Le politiche Ue sull’immigrazione puntano alla cristallizzazione di pratiche illegittime che vanno avanti da anni. Esternalizzando le frontiere e creando di luoghi di detenzione arbitraria

Invece di contare i morti in mare spostiamoli più in là. Sembra questo il principio che guida non solo la recente intesa raggiunta dai governi europei su come riformare la gestione dei flussi di migranti e richiedenti asilo ma anche le politiche sull’immigrazione che l’Unione porta avanti da anni: esternalizzazione delle frontiere per fare in modo che sempre meno persone sognino di raggiungere l’Europa. Per limitare il numero di chi presenta la domanda di protezione all’interno del territorio comunitario, proprio come è successo in seguito agli accordi che l’Ue ha stipulato con la Turchia e la Libia. Che bloccano i migranti negli Stati che confinano con l’Unione, sebbene le garanzie di tutela che questi Paesi dovrebbero fornire restino solo sulla carta dei patti bilaterali.

 

«Funzionano certo, ma sulle spalle dei diritti delle persone», commenta Adelaide Massimi, project officer di Sciabaca e Oruka, uno dei progetti con cui Asgi, l’associazione per gli Studi giuridici sull’immigrazione, promuove azioni di contenzioso strategico per contrastare le violazioni di diritti umani derivanti dal finanziamento e dall’attuazione di politiche di esternalizzazione delle frontiere.

 

«L’intesa raggiunta dall’Unione lo scorso 8 giugno è il risultato di un processo che va avanti da anni. E riguarda solo due dei cinque regolamenti che compongono la riforma del Patto sulla migrazione e l’asilo presentata nel settembre 2020 dalla Commissione. Quello che è stato definito un nuovo corso in realtà di nuovo ha poco: è, almeno in parte, la cristallizzazione di prassi illegittime che esistono da tempo. Sperimentate lungo le frontiere, in particolare lungo i confini di Italia, Grecia e Ungheria, negli hotspot e nelle zone di transito, dove vengono arbitrariamente trattenute le persone migranti», spiega Massimi prima di descrivere i punti principali che caratterizzano l’intesa approvata dal Consiglio giustizia e affari interni riunito in Lussemburgo, che però è lontano dall’entrata in vigore:

 

1) Gli Stati europei dovranno partecipare alla redistribuzione dei migranti con una quota minima di 30mila ricollocamenti ogni anno. O potranno pagare un contributo di 20mila euro per migrante al fondo comune per la gestione delle frontiere esterne.

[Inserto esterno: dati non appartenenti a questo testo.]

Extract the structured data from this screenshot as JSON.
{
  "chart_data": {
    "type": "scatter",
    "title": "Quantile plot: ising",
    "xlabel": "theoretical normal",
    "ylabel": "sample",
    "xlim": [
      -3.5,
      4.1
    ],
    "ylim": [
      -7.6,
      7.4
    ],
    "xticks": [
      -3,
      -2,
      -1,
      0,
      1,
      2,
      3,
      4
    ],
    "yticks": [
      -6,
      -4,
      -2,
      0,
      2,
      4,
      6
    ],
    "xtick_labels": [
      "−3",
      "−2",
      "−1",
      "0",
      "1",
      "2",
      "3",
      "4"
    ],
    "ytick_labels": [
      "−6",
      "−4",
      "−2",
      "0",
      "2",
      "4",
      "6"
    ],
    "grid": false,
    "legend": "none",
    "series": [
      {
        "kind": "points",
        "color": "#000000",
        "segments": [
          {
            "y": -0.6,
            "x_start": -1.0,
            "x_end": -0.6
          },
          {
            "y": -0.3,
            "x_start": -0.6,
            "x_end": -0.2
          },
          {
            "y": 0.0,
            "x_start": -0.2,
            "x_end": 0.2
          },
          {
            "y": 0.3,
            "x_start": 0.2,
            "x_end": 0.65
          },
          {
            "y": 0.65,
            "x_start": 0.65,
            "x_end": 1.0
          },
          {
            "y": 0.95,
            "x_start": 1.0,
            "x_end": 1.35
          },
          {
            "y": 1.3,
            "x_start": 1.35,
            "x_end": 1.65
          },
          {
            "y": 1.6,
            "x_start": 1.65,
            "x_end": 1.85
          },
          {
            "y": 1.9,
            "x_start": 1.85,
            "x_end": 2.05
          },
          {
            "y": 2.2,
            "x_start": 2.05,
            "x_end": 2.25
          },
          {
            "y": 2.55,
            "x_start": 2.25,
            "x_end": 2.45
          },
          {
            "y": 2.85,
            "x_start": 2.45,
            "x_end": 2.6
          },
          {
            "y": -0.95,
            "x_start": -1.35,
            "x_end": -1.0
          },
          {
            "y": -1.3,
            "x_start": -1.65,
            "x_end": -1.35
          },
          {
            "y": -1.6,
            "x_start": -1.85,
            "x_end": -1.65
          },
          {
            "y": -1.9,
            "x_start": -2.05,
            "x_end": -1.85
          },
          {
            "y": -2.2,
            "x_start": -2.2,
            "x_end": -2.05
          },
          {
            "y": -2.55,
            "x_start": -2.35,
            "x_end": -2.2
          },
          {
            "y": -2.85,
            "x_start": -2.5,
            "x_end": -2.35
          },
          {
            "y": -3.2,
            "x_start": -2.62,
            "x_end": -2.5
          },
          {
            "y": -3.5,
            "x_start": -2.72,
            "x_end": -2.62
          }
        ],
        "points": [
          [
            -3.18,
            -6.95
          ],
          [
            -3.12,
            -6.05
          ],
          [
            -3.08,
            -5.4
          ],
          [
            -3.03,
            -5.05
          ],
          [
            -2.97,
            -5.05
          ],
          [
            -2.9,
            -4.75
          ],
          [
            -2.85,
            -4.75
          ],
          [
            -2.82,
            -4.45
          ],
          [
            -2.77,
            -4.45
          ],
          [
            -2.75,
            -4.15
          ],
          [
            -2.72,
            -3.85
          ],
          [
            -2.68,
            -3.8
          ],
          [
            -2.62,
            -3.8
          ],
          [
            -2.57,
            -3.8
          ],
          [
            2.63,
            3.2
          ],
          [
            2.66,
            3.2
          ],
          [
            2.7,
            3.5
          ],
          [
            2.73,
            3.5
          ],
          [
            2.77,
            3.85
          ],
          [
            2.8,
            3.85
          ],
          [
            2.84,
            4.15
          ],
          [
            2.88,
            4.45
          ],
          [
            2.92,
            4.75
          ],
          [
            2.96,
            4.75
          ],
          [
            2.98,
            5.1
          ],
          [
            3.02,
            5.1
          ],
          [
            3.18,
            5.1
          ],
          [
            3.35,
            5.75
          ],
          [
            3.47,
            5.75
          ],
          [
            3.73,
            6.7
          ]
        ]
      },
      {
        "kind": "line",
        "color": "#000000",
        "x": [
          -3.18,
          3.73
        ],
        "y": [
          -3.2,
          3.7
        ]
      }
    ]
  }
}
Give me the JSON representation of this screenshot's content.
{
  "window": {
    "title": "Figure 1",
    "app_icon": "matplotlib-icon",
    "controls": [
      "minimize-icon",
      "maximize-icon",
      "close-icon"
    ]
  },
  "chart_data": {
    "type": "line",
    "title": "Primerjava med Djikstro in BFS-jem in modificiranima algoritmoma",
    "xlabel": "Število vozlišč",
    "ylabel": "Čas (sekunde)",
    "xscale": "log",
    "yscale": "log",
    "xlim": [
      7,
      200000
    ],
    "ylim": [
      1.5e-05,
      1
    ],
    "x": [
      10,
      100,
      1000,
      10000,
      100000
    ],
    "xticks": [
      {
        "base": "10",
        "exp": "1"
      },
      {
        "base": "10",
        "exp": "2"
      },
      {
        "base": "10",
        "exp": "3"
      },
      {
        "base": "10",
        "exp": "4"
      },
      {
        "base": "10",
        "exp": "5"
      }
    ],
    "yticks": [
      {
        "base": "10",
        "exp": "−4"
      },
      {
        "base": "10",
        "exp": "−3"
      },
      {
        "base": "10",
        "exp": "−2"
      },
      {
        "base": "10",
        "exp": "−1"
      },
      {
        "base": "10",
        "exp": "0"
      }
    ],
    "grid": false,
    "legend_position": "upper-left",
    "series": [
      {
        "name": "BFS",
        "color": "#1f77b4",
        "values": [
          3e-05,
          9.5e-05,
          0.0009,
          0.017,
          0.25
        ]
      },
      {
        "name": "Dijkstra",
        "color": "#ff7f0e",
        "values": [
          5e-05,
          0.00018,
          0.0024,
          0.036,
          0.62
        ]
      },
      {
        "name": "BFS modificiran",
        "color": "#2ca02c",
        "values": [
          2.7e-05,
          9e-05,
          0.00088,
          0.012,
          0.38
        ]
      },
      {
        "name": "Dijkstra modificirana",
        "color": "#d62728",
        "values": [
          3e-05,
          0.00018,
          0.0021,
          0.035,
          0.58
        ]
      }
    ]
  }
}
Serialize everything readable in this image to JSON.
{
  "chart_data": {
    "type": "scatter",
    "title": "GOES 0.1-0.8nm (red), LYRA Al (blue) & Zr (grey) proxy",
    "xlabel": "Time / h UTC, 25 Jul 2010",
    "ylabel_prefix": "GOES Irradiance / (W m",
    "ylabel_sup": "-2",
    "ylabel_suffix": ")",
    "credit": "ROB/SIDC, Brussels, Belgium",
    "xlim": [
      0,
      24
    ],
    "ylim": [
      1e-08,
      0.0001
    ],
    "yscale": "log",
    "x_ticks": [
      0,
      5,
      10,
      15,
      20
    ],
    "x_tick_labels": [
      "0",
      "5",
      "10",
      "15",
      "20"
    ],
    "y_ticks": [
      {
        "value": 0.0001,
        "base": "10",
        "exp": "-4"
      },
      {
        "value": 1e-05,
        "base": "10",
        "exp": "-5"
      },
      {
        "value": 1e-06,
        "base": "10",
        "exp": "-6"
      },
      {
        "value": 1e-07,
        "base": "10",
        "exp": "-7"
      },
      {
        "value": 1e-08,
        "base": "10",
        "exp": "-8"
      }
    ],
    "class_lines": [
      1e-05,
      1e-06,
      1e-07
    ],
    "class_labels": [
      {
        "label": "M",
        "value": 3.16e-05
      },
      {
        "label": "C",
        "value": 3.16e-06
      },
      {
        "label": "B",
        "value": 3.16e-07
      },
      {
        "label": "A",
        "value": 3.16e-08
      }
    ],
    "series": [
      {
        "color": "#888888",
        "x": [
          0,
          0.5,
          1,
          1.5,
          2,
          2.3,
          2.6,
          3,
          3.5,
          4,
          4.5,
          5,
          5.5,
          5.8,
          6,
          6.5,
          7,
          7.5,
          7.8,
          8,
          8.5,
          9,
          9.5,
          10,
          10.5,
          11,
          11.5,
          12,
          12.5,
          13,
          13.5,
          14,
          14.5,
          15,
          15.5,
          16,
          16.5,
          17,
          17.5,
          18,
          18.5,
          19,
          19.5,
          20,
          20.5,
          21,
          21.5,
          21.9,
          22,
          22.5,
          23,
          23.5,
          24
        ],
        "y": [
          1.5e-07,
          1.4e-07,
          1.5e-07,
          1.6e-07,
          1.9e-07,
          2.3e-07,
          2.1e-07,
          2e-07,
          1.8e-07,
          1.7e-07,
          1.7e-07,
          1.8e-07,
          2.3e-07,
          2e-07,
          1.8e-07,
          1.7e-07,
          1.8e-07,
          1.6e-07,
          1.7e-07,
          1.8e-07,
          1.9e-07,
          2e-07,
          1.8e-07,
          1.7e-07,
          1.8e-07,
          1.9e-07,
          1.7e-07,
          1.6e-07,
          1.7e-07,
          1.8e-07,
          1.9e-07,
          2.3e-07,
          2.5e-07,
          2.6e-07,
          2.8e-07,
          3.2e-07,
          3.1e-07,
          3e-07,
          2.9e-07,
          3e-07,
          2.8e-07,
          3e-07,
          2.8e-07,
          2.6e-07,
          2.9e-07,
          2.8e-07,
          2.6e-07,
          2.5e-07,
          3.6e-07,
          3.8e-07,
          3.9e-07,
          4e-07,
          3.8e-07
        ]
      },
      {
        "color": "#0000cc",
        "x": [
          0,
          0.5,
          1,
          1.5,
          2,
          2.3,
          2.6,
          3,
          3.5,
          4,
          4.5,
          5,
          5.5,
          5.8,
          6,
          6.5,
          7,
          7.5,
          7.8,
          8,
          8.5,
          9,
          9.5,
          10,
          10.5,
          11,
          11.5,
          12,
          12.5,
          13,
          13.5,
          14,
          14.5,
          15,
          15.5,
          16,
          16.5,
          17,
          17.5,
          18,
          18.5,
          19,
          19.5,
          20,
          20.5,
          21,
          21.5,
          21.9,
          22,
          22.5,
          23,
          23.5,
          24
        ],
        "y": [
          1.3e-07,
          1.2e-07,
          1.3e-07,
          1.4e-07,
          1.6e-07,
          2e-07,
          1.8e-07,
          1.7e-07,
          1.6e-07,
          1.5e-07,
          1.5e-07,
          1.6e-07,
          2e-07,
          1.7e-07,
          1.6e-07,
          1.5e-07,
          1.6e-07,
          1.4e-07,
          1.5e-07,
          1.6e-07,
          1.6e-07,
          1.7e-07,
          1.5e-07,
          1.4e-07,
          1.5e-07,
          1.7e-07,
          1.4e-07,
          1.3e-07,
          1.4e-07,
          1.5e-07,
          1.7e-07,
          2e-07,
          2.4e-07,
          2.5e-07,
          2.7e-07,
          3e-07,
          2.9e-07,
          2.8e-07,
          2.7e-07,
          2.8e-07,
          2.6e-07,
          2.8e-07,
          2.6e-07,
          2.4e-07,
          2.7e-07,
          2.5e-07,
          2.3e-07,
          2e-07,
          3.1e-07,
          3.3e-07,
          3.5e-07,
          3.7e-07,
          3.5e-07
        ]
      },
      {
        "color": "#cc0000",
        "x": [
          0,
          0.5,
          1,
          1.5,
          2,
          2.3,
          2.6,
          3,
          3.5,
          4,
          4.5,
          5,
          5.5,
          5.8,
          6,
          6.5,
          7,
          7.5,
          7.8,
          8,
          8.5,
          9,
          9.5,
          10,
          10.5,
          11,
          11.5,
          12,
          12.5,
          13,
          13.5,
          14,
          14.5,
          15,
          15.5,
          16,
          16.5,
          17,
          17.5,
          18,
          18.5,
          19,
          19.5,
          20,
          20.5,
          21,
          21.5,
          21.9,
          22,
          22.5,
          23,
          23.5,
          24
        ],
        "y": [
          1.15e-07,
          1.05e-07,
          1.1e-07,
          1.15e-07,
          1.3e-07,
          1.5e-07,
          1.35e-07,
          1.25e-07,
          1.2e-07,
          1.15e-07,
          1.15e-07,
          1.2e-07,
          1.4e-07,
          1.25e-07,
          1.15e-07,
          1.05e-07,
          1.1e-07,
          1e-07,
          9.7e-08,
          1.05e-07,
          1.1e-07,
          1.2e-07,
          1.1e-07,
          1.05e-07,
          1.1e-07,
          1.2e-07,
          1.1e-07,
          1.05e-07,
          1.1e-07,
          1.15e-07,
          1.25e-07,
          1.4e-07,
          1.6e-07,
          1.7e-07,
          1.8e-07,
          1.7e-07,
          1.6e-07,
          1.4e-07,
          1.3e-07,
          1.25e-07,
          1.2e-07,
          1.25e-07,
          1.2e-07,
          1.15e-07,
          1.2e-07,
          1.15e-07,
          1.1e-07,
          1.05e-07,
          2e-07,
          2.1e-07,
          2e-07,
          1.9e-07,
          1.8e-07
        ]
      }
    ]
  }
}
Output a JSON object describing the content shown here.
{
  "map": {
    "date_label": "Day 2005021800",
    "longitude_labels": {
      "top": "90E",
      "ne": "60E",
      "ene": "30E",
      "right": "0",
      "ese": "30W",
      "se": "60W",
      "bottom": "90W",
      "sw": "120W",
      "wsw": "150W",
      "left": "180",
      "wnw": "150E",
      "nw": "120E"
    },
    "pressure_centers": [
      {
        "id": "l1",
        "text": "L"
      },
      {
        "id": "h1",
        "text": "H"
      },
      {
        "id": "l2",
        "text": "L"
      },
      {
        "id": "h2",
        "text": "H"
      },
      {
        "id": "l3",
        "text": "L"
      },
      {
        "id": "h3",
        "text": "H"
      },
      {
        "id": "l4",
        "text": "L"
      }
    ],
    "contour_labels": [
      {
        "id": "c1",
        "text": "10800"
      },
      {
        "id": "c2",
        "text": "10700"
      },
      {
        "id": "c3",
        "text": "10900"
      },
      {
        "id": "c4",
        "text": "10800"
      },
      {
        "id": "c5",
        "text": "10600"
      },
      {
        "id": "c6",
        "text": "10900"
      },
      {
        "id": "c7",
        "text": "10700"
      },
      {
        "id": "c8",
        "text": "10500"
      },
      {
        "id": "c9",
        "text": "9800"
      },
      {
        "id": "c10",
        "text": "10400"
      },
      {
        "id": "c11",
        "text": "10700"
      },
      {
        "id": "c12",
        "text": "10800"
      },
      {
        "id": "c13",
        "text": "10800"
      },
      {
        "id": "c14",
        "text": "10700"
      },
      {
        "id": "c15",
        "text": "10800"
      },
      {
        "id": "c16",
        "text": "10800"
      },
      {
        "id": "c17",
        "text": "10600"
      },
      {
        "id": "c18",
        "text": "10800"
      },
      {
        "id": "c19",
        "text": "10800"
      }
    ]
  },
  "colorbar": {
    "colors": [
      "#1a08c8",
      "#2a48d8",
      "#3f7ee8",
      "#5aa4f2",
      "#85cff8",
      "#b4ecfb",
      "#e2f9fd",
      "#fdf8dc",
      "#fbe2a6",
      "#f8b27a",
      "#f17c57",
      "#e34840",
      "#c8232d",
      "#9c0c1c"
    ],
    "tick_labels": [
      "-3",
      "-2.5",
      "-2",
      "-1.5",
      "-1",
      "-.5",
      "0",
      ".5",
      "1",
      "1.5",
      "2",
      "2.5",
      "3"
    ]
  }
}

2) In alcuni casi, se ad esempio il richiedente ha una nazionalità con un tasso di riconoscimento inferiore al 20 per cento, l’esame delle domande di asilo seguirà la “procedura di frontiera”, un iter accelerato e sommario.

3) Gli Stati europei avranno autonomia nel definire un Paese di partenza o di transito come «sicuro». Quindi potranno rimpatriare i migranti anche in un Paese di transito, non solo in quello di origine.

 

«Infine, non c’è una modifica effettiva alle storture del regolamento Dublino. Anzi c’è un rafforzamento del criterio di primo ingresso che allunga i tempi delle responsabilità del Paese d’approdo su cui continua a gravare il peso dell’accoglienza dei migranti e la valutazione delle loro domande d’asilo. Così il prerequisito per il funzionamento del patto sull’immigrazione Ue diventa il rafforzamento degli accordi di rimpatrio con gli Stati terzi e dei dispositivi di controllo della mobilità nei Paesi di transito», conclude Massimi.

 

«Con la procedura accelerata in frontiera stiamo aggirando la convenzione di Ginevra, per smantellare il diritto alla protezione internazionale. Che in questo modo non è più il diritto del cittadino di essere accolto da uno Stato sicuro ma diventa la facoltà di presentare un’istanza amministrativa che non legittima l'accesso al territorio», aggiunge l’avvocato di Asgi Nicola Datena: «Con la legge 50/2023 (il decreto Cutro ndr) l’Italia sperimenta fino a che punto è possibile demolire il sistema costruito alla fine della Seconda guerra mondiale a tutela dei diritti fondamentali, alla base dell'ordinamento europeo. Perché, in linea con il patto Ue, tenta di realizzare la “finzione giuridica di non ingresso”, che porta alla creazione di luoghi di detenzione considerati, in spregio ai principi del nostro ordinamento e delle decisioni della giurisprudenza, fuori dal territorio nazionale, pur essendo dentro i confini italiani».